Thank you all for your input and advice on this drummer situation. As for my not likeing this drummer...we have a past..when he drumed for my hubbies band like 11ish years ago...he had a drinking problem then. And I did then and do now have alot to do with the band I do bookings and such for them then and now. And back then I had to tear down that dang drum set every gig because he was to drunk to do so. Now I did not ask for him to kicked out of the band...but the other members were also tired of it. This guy has no license no car and no job, I had to pick him up for every gig and take him home 1hour away. I have never and honest would never make my husband choose between myself and music...he breathes music and I know that. I guess I just wanted him to stand up for myself and his family. Thank you all ....I am listening...for sure


----------



## Rosy Stevens (Feb 11, 2013)

Rosy Stevens said:


> Thank you all for your input and advice on this drummer situation. As for my not likeing this drummer...we have a past..when he drumed for my hubbies band like 11ish years ago...he had a drinking problem then. And I did then and do now have alot to do with the band I do bookings and such for them then and now. And back then I had to tear down that dang drum set every gig because he was to drunk to do so. Now I did not ask for him to kicked out of the band...but the other members were also tired of it. This guy has no license no car and no job, I had to pick him up for every gig and take him home 1hour away. I have never and honest would never make my husband choose between myself and music...he breathes music and I know that. I guess I just wanted him to stand up for myself and his family. Thank you all ....I am listening...for sure


----------



## Chris Taylor (Jul 22, 2010)

Rosy Stevens said:


> Thank you all for your input and advice on this drummer situation. As for my not likeing this drummer...we have a past..when he drumed for my hubbies band like 11ish years ago...he had a drinking problem then. And I did then and do now have alot to do with the band I do bookings and such for them then and now. And back then I had to tear down that dang drum set every gig because he was to drunk to do so. Now I did not ask for him to kicked out of the band...but the other members were also tired of it. This guy has no license no car and no job, I had to pick him up for every gig and take him home 1hour away. I have never and honest would never make my husband choose between myself and music...he breathes music and I know that. I guess I just wanted him to stand up for myself and his family. Thank you all ....I am listening...for sure


This sort of makes a difference. While you don't play an instrument, you ARE part of the band. But you only get TWO votes about who is or isn't in the band.
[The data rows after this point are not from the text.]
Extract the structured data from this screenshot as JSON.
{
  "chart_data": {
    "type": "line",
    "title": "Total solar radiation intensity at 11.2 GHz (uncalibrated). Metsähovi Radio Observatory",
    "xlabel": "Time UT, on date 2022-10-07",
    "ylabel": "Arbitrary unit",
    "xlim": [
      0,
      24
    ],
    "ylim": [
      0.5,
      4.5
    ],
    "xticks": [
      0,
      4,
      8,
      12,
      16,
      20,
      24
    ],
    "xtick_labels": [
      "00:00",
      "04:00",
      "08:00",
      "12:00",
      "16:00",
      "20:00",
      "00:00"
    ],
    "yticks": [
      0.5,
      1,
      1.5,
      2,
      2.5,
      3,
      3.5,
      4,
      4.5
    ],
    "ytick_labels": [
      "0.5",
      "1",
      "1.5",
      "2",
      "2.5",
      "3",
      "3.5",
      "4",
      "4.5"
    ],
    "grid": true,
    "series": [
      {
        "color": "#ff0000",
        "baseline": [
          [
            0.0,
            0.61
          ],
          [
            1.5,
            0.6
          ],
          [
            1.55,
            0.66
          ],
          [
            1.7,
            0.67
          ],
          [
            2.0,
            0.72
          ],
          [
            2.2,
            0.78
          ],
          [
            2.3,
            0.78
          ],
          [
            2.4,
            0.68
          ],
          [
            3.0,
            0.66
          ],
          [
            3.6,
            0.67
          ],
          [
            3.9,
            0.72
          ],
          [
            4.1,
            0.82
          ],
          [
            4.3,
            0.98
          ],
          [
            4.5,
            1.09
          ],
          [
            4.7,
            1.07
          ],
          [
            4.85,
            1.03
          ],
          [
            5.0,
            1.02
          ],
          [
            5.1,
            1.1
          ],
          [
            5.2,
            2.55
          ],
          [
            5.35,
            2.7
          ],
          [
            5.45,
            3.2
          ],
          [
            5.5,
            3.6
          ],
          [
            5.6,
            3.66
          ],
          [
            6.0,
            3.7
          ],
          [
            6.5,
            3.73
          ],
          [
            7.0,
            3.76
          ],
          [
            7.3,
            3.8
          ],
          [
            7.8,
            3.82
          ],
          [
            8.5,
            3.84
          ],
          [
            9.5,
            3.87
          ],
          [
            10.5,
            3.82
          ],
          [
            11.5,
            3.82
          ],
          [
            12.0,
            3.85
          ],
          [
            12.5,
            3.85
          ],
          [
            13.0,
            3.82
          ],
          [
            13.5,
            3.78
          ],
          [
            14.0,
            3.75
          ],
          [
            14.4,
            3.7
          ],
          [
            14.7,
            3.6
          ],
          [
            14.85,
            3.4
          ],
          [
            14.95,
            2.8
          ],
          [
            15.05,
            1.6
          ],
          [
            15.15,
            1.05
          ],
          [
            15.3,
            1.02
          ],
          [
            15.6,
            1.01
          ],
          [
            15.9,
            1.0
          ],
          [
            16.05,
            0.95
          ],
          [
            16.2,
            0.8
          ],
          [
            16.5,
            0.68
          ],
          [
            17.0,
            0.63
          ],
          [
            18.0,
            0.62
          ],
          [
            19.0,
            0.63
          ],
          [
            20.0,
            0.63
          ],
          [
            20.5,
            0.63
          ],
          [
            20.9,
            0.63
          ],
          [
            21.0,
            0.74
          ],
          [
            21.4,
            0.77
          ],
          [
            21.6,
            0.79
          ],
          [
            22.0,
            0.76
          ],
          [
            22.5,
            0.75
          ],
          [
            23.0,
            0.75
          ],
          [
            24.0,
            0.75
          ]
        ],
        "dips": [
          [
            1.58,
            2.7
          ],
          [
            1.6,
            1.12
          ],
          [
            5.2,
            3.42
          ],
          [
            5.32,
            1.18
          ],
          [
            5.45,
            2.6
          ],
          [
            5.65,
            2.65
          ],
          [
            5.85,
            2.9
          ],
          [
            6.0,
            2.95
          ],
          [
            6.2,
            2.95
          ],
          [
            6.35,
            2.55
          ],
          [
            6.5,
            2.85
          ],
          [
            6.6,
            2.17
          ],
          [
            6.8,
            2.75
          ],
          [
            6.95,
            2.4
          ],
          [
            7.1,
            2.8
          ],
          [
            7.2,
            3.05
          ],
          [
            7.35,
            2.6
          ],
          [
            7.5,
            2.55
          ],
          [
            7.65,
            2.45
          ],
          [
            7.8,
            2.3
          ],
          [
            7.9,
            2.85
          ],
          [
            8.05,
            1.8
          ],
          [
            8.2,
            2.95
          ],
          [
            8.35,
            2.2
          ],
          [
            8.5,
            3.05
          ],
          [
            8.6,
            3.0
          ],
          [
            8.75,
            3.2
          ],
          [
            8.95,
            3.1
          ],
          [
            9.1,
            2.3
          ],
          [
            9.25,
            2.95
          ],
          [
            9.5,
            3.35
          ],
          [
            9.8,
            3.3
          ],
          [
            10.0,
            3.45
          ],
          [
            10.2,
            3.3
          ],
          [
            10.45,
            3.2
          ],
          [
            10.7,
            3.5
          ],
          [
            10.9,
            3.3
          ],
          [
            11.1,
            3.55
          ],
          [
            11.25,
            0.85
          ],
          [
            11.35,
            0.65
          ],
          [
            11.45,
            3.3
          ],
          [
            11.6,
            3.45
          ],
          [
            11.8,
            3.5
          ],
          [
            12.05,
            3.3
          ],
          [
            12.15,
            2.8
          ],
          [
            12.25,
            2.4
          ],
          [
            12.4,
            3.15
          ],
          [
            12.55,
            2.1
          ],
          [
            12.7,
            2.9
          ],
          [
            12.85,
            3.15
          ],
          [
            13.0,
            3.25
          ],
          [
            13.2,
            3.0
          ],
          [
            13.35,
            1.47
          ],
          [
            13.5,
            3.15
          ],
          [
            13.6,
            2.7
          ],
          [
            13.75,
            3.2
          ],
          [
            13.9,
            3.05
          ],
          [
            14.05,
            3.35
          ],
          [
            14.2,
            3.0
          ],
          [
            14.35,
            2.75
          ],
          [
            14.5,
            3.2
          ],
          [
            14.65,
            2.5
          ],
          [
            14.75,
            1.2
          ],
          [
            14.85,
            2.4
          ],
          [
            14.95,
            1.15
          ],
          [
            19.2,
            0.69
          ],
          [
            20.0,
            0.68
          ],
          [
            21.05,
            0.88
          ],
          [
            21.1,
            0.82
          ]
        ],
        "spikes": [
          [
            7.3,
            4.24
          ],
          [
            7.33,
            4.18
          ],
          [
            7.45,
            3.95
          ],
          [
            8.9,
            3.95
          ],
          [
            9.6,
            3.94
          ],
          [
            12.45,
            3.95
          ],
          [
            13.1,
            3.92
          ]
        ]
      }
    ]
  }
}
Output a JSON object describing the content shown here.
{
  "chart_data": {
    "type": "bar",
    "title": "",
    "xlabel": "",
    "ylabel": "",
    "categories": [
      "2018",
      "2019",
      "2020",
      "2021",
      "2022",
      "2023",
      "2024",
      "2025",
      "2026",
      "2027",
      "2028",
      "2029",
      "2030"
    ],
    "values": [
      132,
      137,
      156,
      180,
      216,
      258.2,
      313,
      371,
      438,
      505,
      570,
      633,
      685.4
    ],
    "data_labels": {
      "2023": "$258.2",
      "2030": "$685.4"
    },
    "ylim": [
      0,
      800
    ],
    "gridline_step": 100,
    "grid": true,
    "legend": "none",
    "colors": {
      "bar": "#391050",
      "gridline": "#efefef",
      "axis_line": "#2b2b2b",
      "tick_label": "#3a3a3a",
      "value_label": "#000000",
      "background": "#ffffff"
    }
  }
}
The first is your opinion as to whether the drummer should be in the band. That's one vote.

The other vote is whether YOU want to be part of it. You can show your displeasure by either (a) not supporting the drummer (rides, breaking down his kit) or (b) stopping all involvement with the band yourself.


----------



## sinnister (Dec 5, 2010)

At a certain age you have to grow up and be a man.

This "band" stuff got in the way of your childrens (and your) safety.

Just not right.


----------



## TOMTEFAR (Feb 23, 2013)

This is a tricky one.

I think your H acted week with the drummer in your house. I guess he had conflicting emotions about it but he should have kicked the drummer way earlier.

However, I don't think you could demand the drummer not being part of the band. There are more players in the band and it seems your H stated to the band that he didn't want the drummer there but got voted down. Not much you or he can do except him quitting the band and I think that that is a bit much to demand of him.

If I where you I would go listen to you H's band anyway and just never accnokwledge the drummer at all.


----------



## CanadianGuy (Jun 17, 2012)

"What do you call a guy who hangs out with a bunch of musicians?"

"A drummer"

Dadump/ Tshhhh 

There is so many more. 

I would make it clear to your husband that if he wants anymore friends to come and stay he needs to have a conversation with you about it before they are invited. That's respect. 

Personally I have strict boundaries around substance abusing musicians. I won't tolerate it. Been there done that. At the end of the day they become dead weight and very unreliable. 

As far as your vote goes for who is in the band. I suggest asking your husband what his personal policies are regarding substance abusing musicians. Everyone likes to have a drink once and awhile and thats cool and I'm not saying that no one should have a drink but..... Why musicians think it's cool to drink "on the job" I'll never know. Name another job you can go to drunk. How good of a time keeper is that drummer going to be if he's drunk of his as* all the time at gigs? Drumming and the back beat is the foundation of rock and roll. The drums are super important. I'm rambling.lol.


----------